Muitos desses parceiros se mantiveram depois da faculadade. Num segundo momento trabalhou em diversos projetos, sempre dentro de direção de arte, cenografia e figurino. Com destaque para FilmeFobia (Kiko Goiffman) com a produção de arte e o figurino, onde foram construídas e montadas diversas traquitanas para simular fobias;  Dia Estrelado (Nara Normande) com a direção de arte do projeto de animação em stop motion em Recife-PE;  A morta (viva), com o figurino e direção de arte da performance teatral de Luiz Fernando Ramos, a partir do texto de Oswald de Andrade; e ABC Bailão (Marcelo Caetano) com a direção de arte do documentário que acompanha os trajetos de memória de homossexuais da terceira idade no centro de São Paulo.

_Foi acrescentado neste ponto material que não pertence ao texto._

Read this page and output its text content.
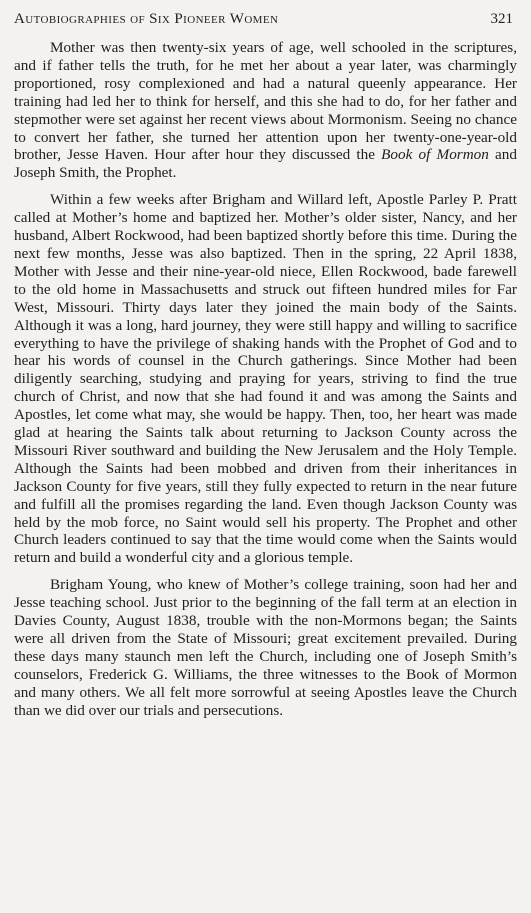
Autobiographies of Six Pioneer Women	321

Mother was then twenty-six years of age, well schooled in the scriptures, and if father tells the truth, for he met her about a year later, was charmingly proportioned, rosy complexioned and had a natural queenly appearance. Her training had led her to think for herself, and this she had to do, for her father and stepmother were set against her recent views about Mormonism. Seeing no chance to convert her father, she turned her attention upon her twenty-one-year-old brother, Jesse Haven. Hour after hour they discussed the Book of Mormon and Joseph Smith, the Prophet.

Within a few weeks after Brigham and Willard left, Apostle Parley P. Pratt called at Mother’s home and baptized her. Mother’s older sister, Nancy, and her husband, Albert Rockwood, had been baptized shortly before this time. During the next few months, Jesse was also baptized. Then in the spring, 22 April 1838, Mother with Jesse and their nine-year-old niece, Ellen Rockwood, bade farewell to the old home in Massachusetts and struck out fifteen hundred miles for Far West, Missouri. Thirty days later they joined the main body of the Saints. Although it was a long, hard journey, they were still happy and willing to sacrifice everything to have the privilege of shaking hands with the Prophet of God and to hear his words of counsel in the Church gatherings. Since Mother had been diligently searching, studying and praying for years, striving to find the true church of Christ, and now that she had found it and was among the Saints and Apostles, let come what may, she would be happy. Then, too, her heart was made glad at hearing the Saints talk about returning to Jackson County across the Missouri River southward and building the New Jerusalem and the Holy Temple. Although the Saints had been mobbed and driven from their inheritances in Jackson County for five years, still they fully expected to return in the near future and fulfill all the promises regarding the land. Even though Jackson County was held by the mob force, no Saint would sell his property. The Prophet and other Church leaders continued to say that the time would come when the Saints would return and build a wonderful city and a glorious temple.

Brigham Young, who knew of Mother’s college training, soon had her and Jesse teaching school. Just prior to the beginning of the fall term at an election in Davies County, August 1838, trouble with the non-Mormons began; the Saints were all driven from the State of Missouri; great excitement prevailed. During these days many staunch men left the Church, including one of Joseph Smith’s counselors, Frederick G. Williams, the three witnesses to the Book of Mormon and many others. We all felt more sorrowful at seeing Apostles leave the Church than we did over our trials and persecutions.
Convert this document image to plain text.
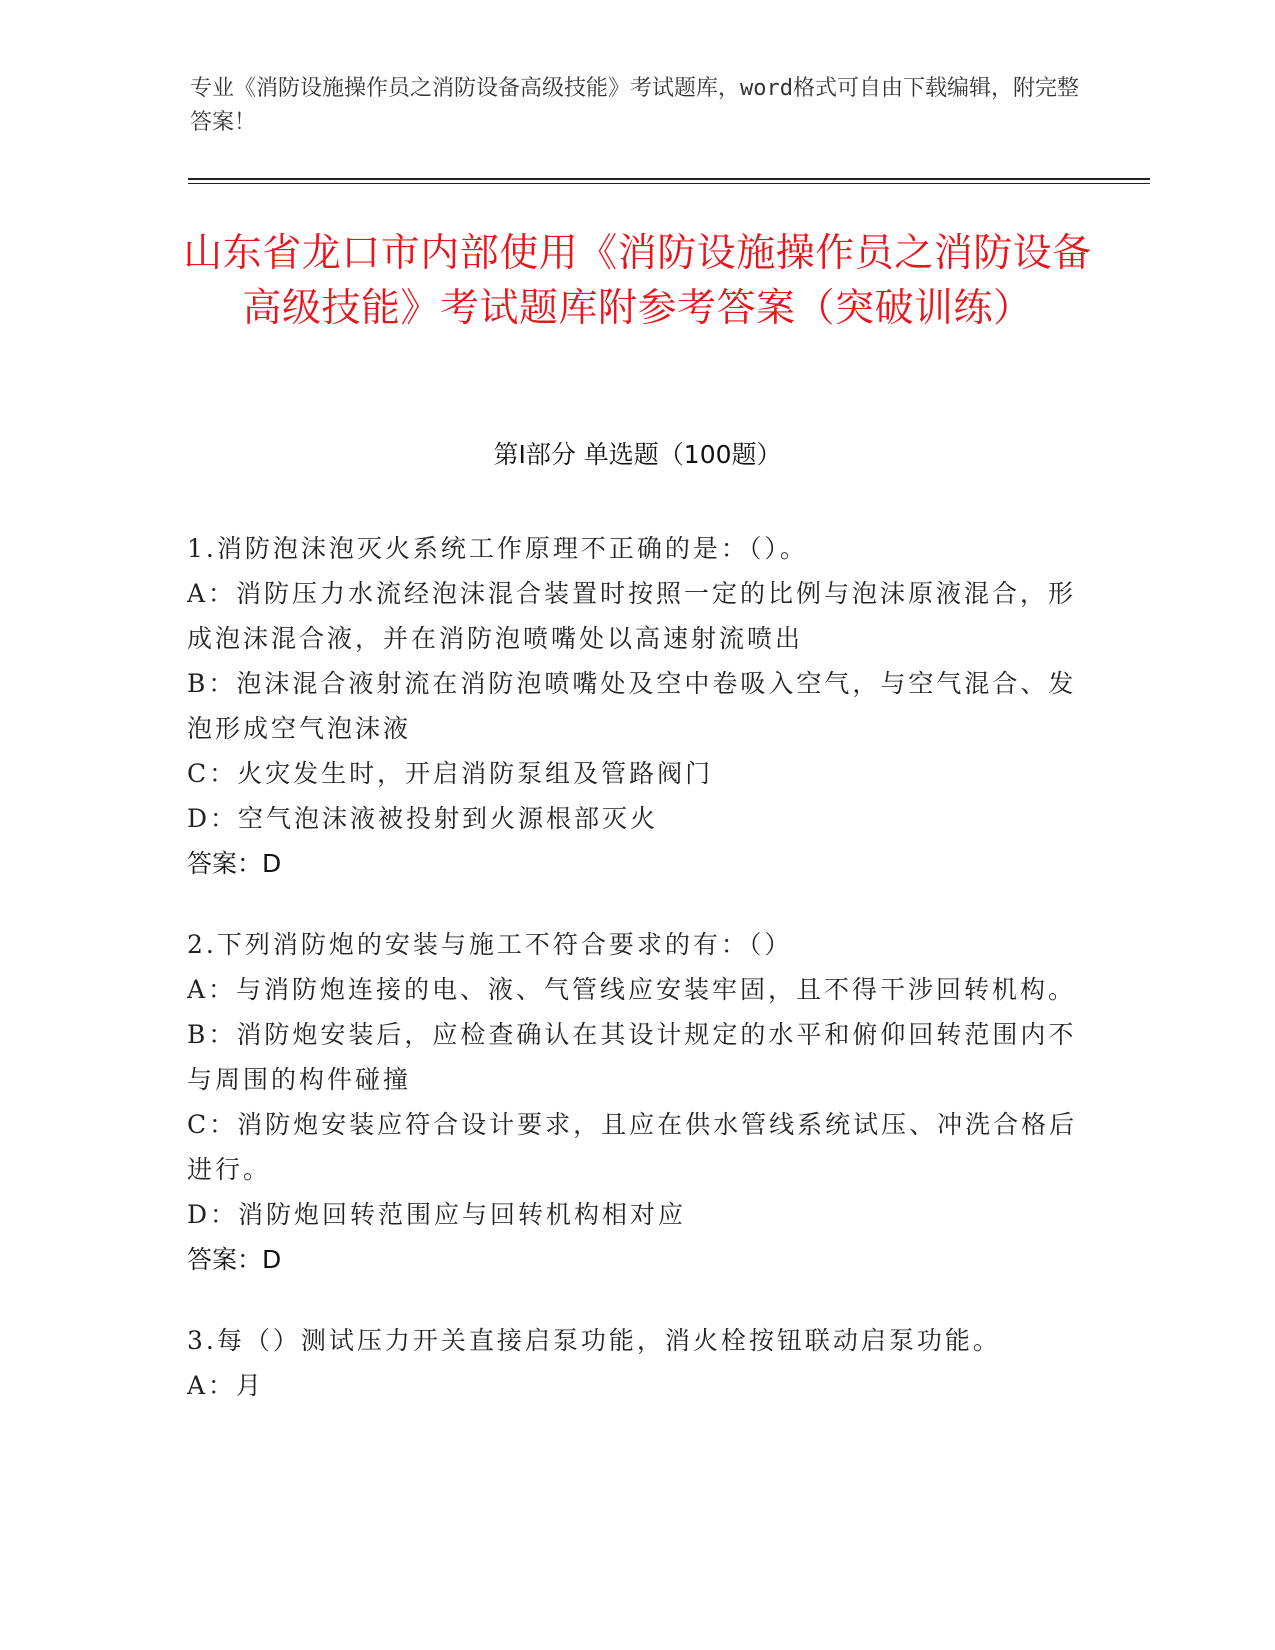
专业《消防设施操作员之消防设备高级技能》考试题库，word格式可自由下载编辑，附完整答案！
山东省龙口市内部使用《消防设施操作员之消防设备高级技能》考试题库附参考答案（突破训练）
第Ⅰ部分 单选题（100题）
1.消防泡沫泡灭火系统工作原理不正确的是：（）。
A：消防压力水流经泡沫混合装置时按照一定的比例与泡沫原液混合，形成泡沫混合液，并在消防泡喷嘴处以高速射流喷出
B：泡沫混合液射流在消防泡喷嘴处及空中卷吸入空气，与空气混合、发泡形成空气泡沫液
C：火灾发生时，开启消防泵组及管路阀门
D：空气泡沫液被投射到火源根部灭火
答案：D
2.下列消防炮的安装与施工不符合要求的有：（）
A：与消防炮连接的电、液、气管线应安装牢固，且不得干涉回转机构。
B：消防炮安装后，应检查确认在其设计规定的水平和俯仰回转范围内不与周围的构件碰撞
C：消防炮安装应符合设计要求，且应在供水管线系统试压、冲洗合格后进行。
D：消防炮回转范围应与回转机构相对应
答案：D
3.每（）测试压力开关直接启泵功能，消火栓按钮联动启泵功能。
A：月
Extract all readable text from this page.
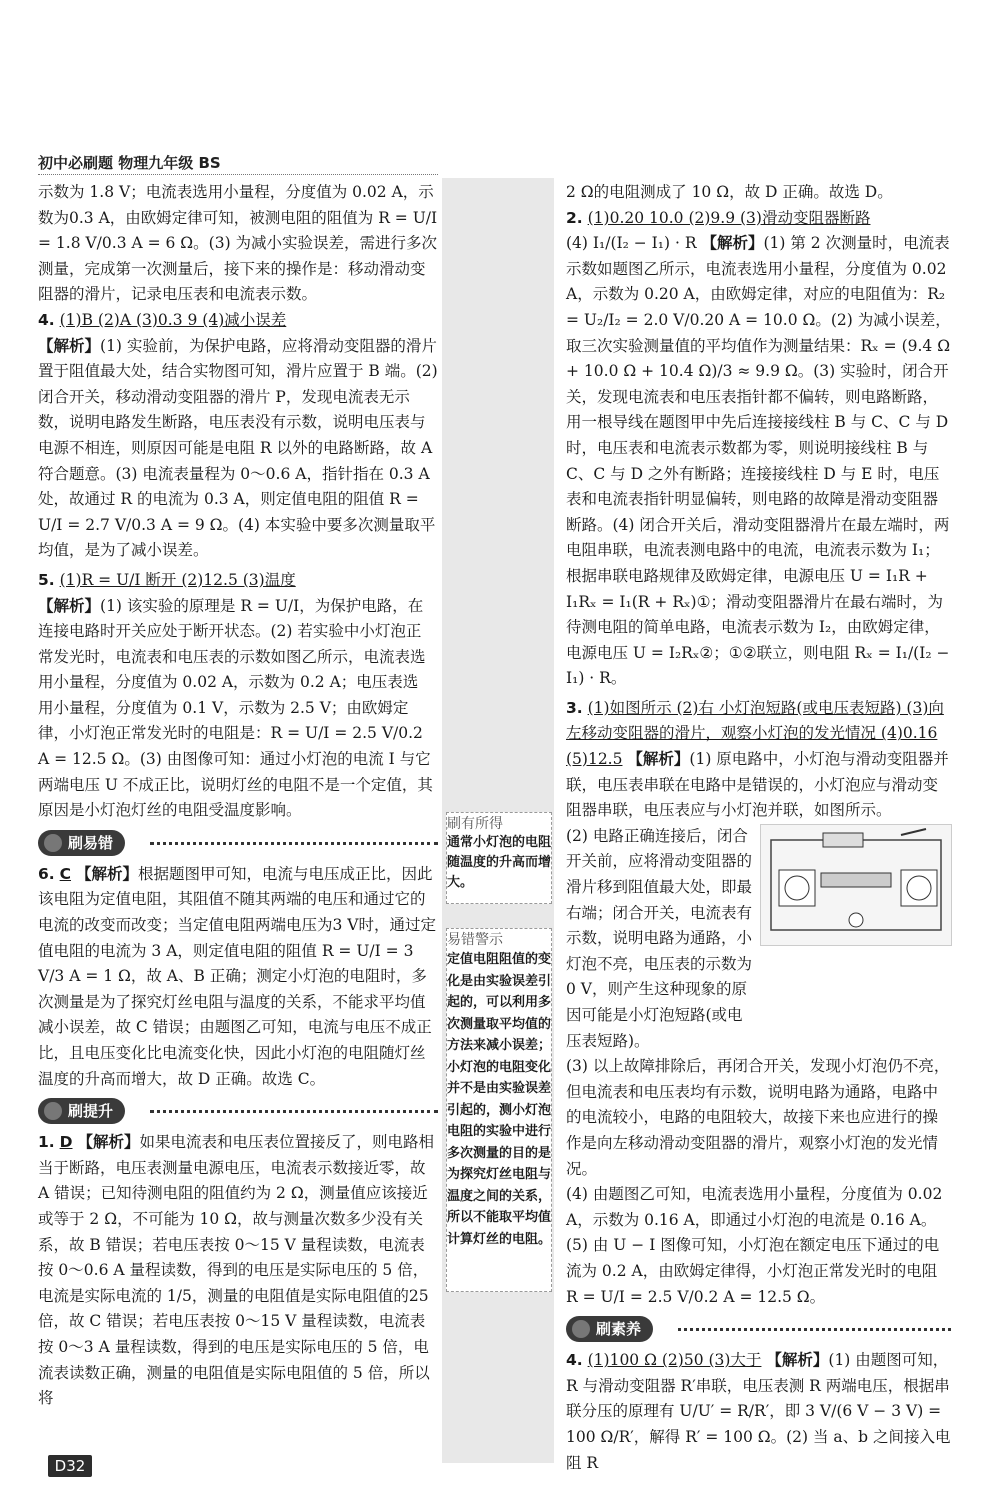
初中必刷题 物理九年级 BS

示数为 1.8 V；电流表选用小量程，分度值为 0.02 A，示数为0.3 A，由欧姆定律可知，被测电阻的阻值为 R = U/I = 1.8 V/0.3 A = 6 Ω。(3) 为减小实验误差，需进行多次测量，完成第一次测量后，接下来的操作是：移动滑动变阻器的滑片，记录电压表和电流表示数。

4. (1)B (2)A (3)0.3 9 (4)减小误差

【解析】(1) 实验前，为保护电路，应将滑动变阻器的滑片置于阻值最大处，结合实物图可知，滑片应置于 B 端。(2) 闭合开关，移动滑动变阻器的滑片 P，发现电流表无示数，说明电路发生断路，电压表没有示数，说明电压表与电源不相连，则原因可能是电阻 R 以外的电路断路，故 A 符合题意。(3) 电流表量程为 0～0.6 A，指针指在 0.3 A 处，故通过 R 的电流为 0.3 A，则定值电阻的阻值 R = U/I = 2.7 V/0.3 A = 9 Ω。(4) 本实验中要多次测量取平均值，是为了减小误差。

5. (1)R = U/I 断开 (2)12.5 (3)温度

【解析】(1) 该实验的原理是 R = U/I，为保护电路，在连接电路时开关应处于断开状态。(2) 若实验中小灯泡正常发光时，电流表和电压表的示数如图乙所示，电流表选用小量程，分度值为 0.02 A，示数为 0.2 A；电压表选用小量程，分度值为 0.1 V，示数为 2.5 V；由欧姆定律，小灯泡正常发光时的电阻是：R = U/I = 2.5 V/0.2 A = 12.5 Ω。(3) 由图像可知：通过小灯泡的电流 I 与它两端电压 U 不成正比，说明灯丝的电阻不是一个定值，其原因是小灯泡灯丝的电阻受温度影响。

刷易错

6. C 【解析】根据题图甲可知，电流与电压成正比，因此该电阻为定值电阻，其阻值不随其两端的电压和通过它的电流的改变而改变；当定值电阻两端电压为3 V时，通过定值电阻的电流为 3 A，则定值电阻的阻值 R = U/I = 3 V/3 A = 1 Ω，故 A、B 正确；测定小灯泡的电阻时，多次测量是为了探究灯丝电阻与温度的关系，不能求平均值减小误差，故 C 错误；由题图乙可知，电流与电压不成正比，且电压变化比电流变化快，因此小灯泡的电阻随灯丝温度的升高而增大，故 D 正确。故选 C。

刷提升

1. D 【解析】如果电流表和电压表位置接反了，则电路相当于断路，电压表测量电源电压，电流表示数接近零，故 A 错误；已知待测电阻的阻值约为 2 Ω，测量值应该接近或等于 2 Ω，不可能为 10 Ω，故与测量次数多少没有关系，故 B 错误；若电压表按 0～15 V 量程读数，电流表按 0～0.6 A 量程读数，得到的电压是实际电压的 5 倍，电流是实际电流的 1/5，测量的电阻值是实际电阻值的25 倍，故 C 错误；若电压表按 0～15 V 量程读数，电流表按 0～3 A 量程读数，得到的电压是实际电压的 5 倍，电流表读数正确，测量的电阻值是实际电阻值的 5 倍，所以将

刷有所得
通常小灯泡的电阻随温度的升高而增大。
易错警示
定值电阻阻值的变化是由实验误差引起的，可以利用多次测量取平均值的方法来减小误差；小灯泡的电阻变化并不是由实验误差引起的，测小灯泡电阻的实验中进行多次测量的目的是为探究灯丝电阻与温度之间的关系，所以不能取平均值计算灯丝的电阻。

2 Ω的电阻测成了 10 Ω，故 D 正确。故选 D。

2. (1)0.20 10.0 (2)9.9 (3)滑动变阻器断路

(4) I₁/(I₂ − I₁) · R 【解析】(1) 第 2 次测量时，电流表示数如题图乙所示，电流表选用小量程，分度值为 0.02 A，示数为 0.20 A，由欧姆定律，对应的电阻值为：R₂ = U₂/I₂ = 2.0 V/0.20 A = 10.0 Ω。(2) 为减小误差，取三次实验测量值的平均值作为测量结果：Rₓ = (9.4 Ω + 10.0 Ω + 10.4 Ω)/3 ≈ 9.9 Ω。(3) 实验时，闭合开关，发现电流表和电压表指针都不偏转，则电路断路，用一根导线在题图甲中先后连接接线柱 B 与 C、C 与 D 时，电压表和电流表示数都为零，则说明接线柱 B 与 C、C 与 D 之外有断路；连接接线柱 D 与 E 时，电压表和电流表指针明显偏转，则电路的故障是滑动变阻器断路。(4) 闭合开关后，滑动变阻器滑片在最左端时，两电阻串联，电流表测电路中的电流，电流表示数为 I₁；根据串联电路规律及欧姆定律，电源电压 U = I₁R + I₁Rₓ = I₁(R + Rₓ)①；滑动变阻器滑片在最右端时，为待测电阻的简单电路，电流表示数为 I₂，由欧姆定律，电源电压 U = I₂Rₓ②；①②联立，则电阻 Rₓ = I₁/(I₂ − I₁) · R。

3. (1)如图所示 (2)右 小灯泡短路(或电压表短路) (3)向左移动变阻器的滑片，观察小灯泡的发光情况 (4)0.16 (5)12.5 【解析】(1) 原电路中，小灯泡与滑动变阻器并联，电压表串联在电路中是错误的，小灯泡应与滑动变阻器串联，电压表应与小灯泡并联，如图所示。

(2) 电路正确连接后，闭合开关前，应将滑动变阻器的滑片移到阻值最大处，即最右端；闭合开关，电流表有示数，说明电路为通路，小灯泡不亮，电压表的示数为 0 V，则产生这种现象的原因可能是小灯泡短路(或电压表短路)。

(3) 以上故障排除后，再闭合开关，发现小灯泡仍不亮，但电流表和电压表均有示数，说明电路为通路，电路中的电流较小，电路的电阻较大，故接下来也应进行的操作是向左移动滑动变阻器的滑片，观察小灯泡的发光情况。

(4) 由题图乙可知，电流表选用小量程，分度值为 0.02 A，示数为 0.16 A，即通过小灯泡的电流是 0.16 A。

(5) 由 U − I 图像可知，小灯泡在额定电压下通过的电流为 0.2 A，由欧姆定律得，小灯泡正常发光时的电阻 R = U/I = 2.5 V/0.2 A = 12.5 Ω。

刷素养

4. (1)100 Ω (2)50 (3)大于 【解析】(1) 由题图可知，R 与滑动变阻器 R′串联，电压表测 R 两端电压，根据串联分压的原理有 U/U′ = R/R′，即 3 V/(6 V − 3 V) = 100 Ω/R′，解得 R′ = 100 Ω。(2) 当 a、b 之间接入电阻 R

D32
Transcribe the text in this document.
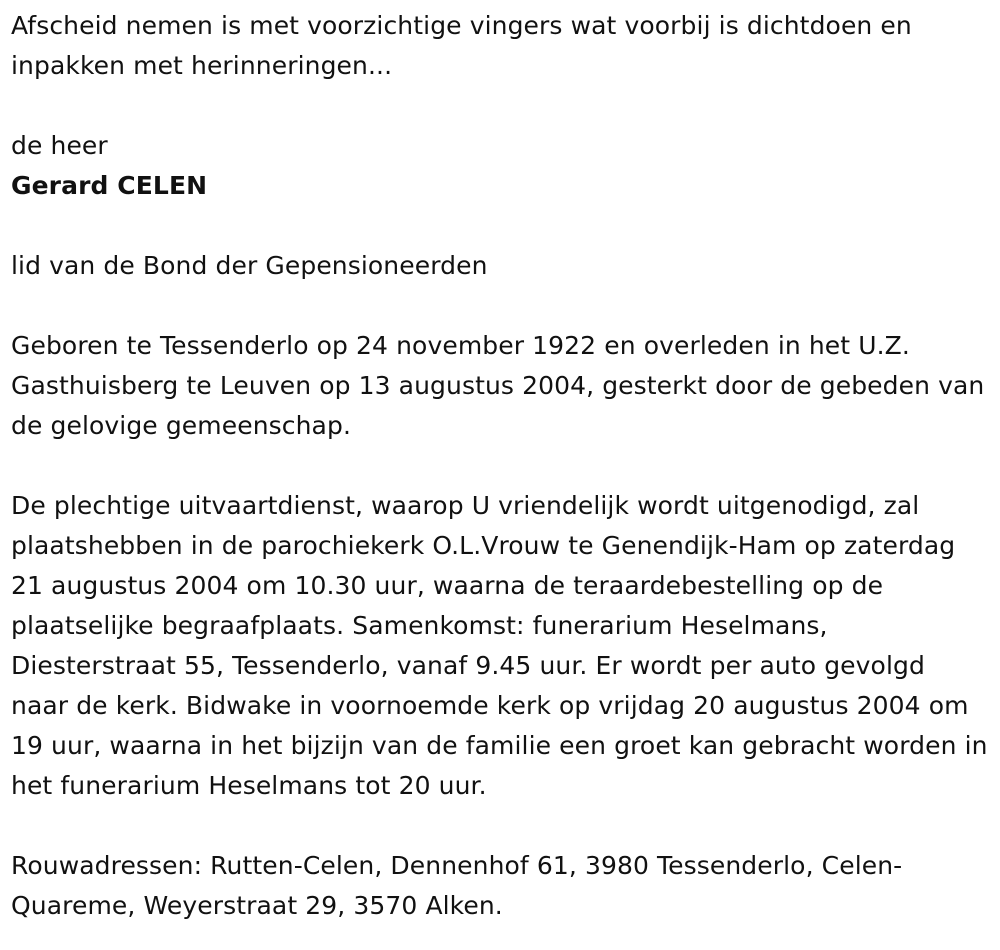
Afscheid nemen is met voorzichtige vingers wat voorbij is dichtdoen en inpakken met herinneringen...

de heer

Gerard CELEN

lid van de Bond der Gepensioneerden

Geboren te Tessenderlo op 24 november 1922 en overleden in het U.Z. Gasthuisberg te Leuven op 13 augustus 2004, gesterkt door de gebeden van de gelovige gemeenschap.

De plechtige uitvaartdienst, waarop U vriendelijk wordt uitgenodigd, zal plaatshebben in de parochiekerk O.L.Vrouw te Genendijk-Ham op zaterdag 21 augustus 2004 om 10.30 uur, waarna de teraardebestelling op de plaatselijke begraafplaats. Samenkomst: funerarium Heselmans, Diesterstraat 55, Tessenderlo, vanaf 9.45 uur. Er wordt per auto gevolgd naar de kerk. Bidwake in voornoemde kerk op vrijdag 20 augustus 2004 om 19 uur, waarna in het bijzijn van de familie een groet kan gebracht worden in het funerarium Heselmans tot 20 uur.

Rouwadressen: Rutten-Celen, Dennenhof 61, 3980 Tessenderlo, Celen-Quareme, Weyerstraat 29, 3570 Alken.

Uma ideia sobre “Maíra Mesquita”

  1. Gostei bastante do texto da Maira, que mostra ao mesmo tempo consciência de si e das circunstâncias.
    O que é ser artista? É dizer para si msemo que quer fazer arte? Ou essa resposta tem de ser dada pelos trabalhos artísticos, sem muito bla-bla-bla?
    Acredito mais na segunda alternativa, ou nenhuma das anteriores.